The Unquiet Grave - by Cyril Connolly

My desire is for wisdom, not for the exercise of the will. 'The will is the strong blind man who carries on his shoulders the lame man who can see.' -- Schopenhauer

A Rune for the very bored: When very bored recite: 'It was during the next twenty minutes that there occurred one of those tiny incidents which revolutionize the whole course of our life and alter the face of history. Truly we are the playthings of enormous fates.'

Those who are consumed with curiosity about other people but who do not love them should write maxims, for no one can become a novelist unless he love his fellow-men. Being myself contaminated by oriental philosophy, I cannot take people seriously, (Sabba dukka! 'In those countries human life is but a weed.') They all seem replaceable except for the few who carry away sections of ourselves which cannot be replaced.

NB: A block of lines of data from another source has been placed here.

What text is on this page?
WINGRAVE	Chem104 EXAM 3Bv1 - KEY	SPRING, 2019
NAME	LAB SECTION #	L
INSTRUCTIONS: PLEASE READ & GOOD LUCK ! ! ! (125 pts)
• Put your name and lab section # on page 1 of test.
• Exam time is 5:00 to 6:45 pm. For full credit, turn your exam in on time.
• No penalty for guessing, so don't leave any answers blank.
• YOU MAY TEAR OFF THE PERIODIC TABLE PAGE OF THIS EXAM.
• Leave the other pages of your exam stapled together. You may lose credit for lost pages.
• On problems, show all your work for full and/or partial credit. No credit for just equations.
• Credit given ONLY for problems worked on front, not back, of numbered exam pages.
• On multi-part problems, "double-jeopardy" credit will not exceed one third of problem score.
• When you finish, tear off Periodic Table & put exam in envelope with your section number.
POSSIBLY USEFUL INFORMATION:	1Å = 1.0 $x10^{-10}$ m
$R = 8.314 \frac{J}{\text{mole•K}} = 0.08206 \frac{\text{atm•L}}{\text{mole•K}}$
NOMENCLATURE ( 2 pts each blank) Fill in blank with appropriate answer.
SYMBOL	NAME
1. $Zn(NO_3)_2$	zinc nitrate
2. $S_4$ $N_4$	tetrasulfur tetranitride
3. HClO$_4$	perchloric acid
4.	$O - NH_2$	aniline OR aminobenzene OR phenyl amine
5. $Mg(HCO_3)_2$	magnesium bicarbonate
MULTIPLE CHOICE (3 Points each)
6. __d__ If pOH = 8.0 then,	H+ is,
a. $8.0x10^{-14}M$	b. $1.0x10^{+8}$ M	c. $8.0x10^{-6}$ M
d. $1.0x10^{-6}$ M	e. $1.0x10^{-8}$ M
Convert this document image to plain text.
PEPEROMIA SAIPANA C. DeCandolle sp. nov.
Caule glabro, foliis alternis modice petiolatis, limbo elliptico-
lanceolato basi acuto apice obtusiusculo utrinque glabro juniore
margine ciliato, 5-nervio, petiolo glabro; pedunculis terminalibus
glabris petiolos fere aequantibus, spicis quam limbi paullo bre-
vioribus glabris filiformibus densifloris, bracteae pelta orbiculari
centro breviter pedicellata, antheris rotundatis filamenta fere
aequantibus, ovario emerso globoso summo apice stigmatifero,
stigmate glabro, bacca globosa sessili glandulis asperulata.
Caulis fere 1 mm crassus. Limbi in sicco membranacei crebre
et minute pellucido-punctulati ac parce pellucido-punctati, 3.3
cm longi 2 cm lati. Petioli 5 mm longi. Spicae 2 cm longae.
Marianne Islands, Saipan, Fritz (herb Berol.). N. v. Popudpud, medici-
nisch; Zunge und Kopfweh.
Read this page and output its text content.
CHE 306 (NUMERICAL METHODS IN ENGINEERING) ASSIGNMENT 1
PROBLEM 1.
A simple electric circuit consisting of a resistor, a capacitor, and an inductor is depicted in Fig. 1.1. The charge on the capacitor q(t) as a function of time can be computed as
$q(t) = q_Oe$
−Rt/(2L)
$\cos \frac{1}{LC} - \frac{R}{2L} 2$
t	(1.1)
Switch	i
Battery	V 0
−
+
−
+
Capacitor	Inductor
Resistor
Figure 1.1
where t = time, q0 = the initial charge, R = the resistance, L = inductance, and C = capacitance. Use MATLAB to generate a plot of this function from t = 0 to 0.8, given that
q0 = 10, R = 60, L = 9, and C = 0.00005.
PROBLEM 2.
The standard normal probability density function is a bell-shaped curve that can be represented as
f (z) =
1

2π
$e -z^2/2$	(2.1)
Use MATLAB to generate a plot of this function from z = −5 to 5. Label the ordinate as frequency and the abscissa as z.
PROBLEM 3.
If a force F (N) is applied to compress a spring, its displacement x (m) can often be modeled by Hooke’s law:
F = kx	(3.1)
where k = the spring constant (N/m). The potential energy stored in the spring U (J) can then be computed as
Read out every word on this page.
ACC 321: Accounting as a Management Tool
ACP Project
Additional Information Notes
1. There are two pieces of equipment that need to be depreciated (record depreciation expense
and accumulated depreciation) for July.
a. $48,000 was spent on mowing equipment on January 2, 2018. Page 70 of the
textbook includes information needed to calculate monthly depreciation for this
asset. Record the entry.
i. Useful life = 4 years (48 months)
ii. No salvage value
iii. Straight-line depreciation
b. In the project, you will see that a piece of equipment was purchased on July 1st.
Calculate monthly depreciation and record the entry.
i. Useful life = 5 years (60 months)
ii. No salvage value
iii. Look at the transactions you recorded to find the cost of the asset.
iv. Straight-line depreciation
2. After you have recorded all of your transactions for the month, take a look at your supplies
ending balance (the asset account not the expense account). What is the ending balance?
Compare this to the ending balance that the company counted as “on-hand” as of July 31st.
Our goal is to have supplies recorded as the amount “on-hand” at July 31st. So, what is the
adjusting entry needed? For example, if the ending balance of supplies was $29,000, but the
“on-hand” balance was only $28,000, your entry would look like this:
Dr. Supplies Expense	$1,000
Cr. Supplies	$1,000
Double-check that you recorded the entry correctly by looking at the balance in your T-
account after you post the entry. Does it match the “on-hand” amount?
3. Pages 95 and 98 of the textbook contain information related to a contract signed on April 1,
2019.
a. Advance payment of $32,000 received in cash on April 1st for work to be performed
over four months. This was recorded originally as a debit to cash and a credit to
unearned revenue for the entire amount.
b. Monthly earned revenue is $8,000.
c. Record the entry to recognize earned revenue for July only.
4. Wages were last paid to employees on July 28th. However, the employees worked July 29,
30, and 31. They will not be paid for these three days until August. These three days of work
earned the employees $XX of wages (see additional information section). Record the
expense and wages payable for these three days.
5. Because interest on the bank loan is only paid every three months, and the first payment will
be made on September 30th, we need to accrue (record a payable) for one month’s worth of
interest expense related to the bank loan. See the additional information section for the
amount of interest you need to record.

Our memories are card-indexes consulted and then returned in disorder by authorities whom we do not control.

Birthday resolution: From now on to specialize; never again make any concession to the ninety-nine parts of you which are like everybody else at the expense of the one which is unique. Never listen to the False Self talking.

A child, left to play alone, says of quite an easy thing, 'Now I am going to do something very difficult'. Soon, out of vanity, fear and emptiness, he builds up a world of custom, convention and myth in which everything must be just so; certain doors are one-way streets, certain trees sacred, certain paths taboo. Then along comes a grown-up or a more robust child; they kick over the imaginary wall, climb the forbidden tree, regard the difficult as easy and the private world is destroyed. The instinct to create myth, to colonize reality with the emotions, remains. The myths become tyrannies until they are swept away, when we invent new tyrannies to hide our suddenly perceived nakedness. Like caddis-worms or like those crabs which dress themselves with seaweed, we wear belief and custom.